Die Fundaziun Nairs, das Schloss Tarasp, das Muzeum Susch: Seit der Jahrtausendwende verdichtet sich im Unterengadin mit bemerkenswerter Geschwindigkeit das Netz aus neuen Kunsthäusern und Ausstellungsräumen. Begünstigt durch den Bau des Vereina-Tunnels, der den Zugang zum Tal vereinfacht, ziehen nun auch Dörfer wie Sent zahlreiche kunstaffine Gäste an.
Noch vor 150 Jahren schien das Dorf weit entfernt vom Kunsttourismus. Sozialer Treffpunkt war das 1865 erbaute «Hotel Rezia» mit seinem prominenten Tanzsaal, das von der musikalischen Dorfbewohnerschaft initiiert und von einigen «Randulins» finanziert worden war. Im Laufe der Zeit wurde das Gasthaus etliche Male umgebaut: Die für das Haus charakteristischen Holzvorbauten an der West- und Südfassade stammen beispielsweise aus einem Umbau im frühen 20. Jahrhundert. 2011 übernahm Kunstsammler Carlos Gross das Hotel, wodurch es den Namen «Pensiun Aldier», eine zeitgemässe Innenausstattung und neue Ausstellungsräume für das «Alberto-Giacometti-Museum» im Kellergeschoss erhielt. Dort präsentiert der Hotelier seine beeindruckende, über Jahre zusammengetragene Privatsammlung von Radierungen und Lithografien Giacomettis.
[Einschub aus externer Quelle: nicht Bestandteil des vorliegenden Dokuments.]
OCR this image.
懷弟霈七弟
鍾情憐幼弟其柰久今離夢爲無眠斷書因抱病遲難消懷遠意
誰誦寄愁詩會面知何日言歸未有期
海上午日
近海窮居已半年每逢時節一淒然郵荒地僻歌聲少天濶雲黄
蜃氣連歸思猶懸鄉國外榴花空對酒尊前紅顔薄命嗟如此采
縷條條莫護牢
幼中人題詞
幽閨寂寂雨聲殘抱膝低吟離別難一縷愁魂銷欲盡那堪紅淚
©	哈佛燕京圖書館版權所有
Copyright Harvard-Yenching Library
In den Gemeinschaftsräumen lassen sich signierte Fotografien von Ernst Scheidegger betrachten und in den Gästezimmern hängen Drucke von weiteren namhaften Künstlern des 20. Jahrhunderts. Damit erfüllte sich Gross den lang gehegten Wunsch, ein offenes Haus für seine Kunstsammlung zu haben und diesen Genuss mit Gästen zu teilen.
Zu den einzigartigen Sammlungen im Haus gesellt sich die sorgfältig kuratierte Bibliothek im ehemaligen Tanzsaal. In bequemen Ledersofas können sich die Gäste Bücher über Fotografie, Kunst und Architektur zu Gemüte führen.
Nomen est omen: In dem neuen Namen «Pensiun Aldier» stecken die Anfangsbuchstaben der Bergeller Brüder Alberto und Diego Giacometti und des Fotografen Ernst Scheidegger – jener Künstler, denen dieses Hotel gewidmet ist.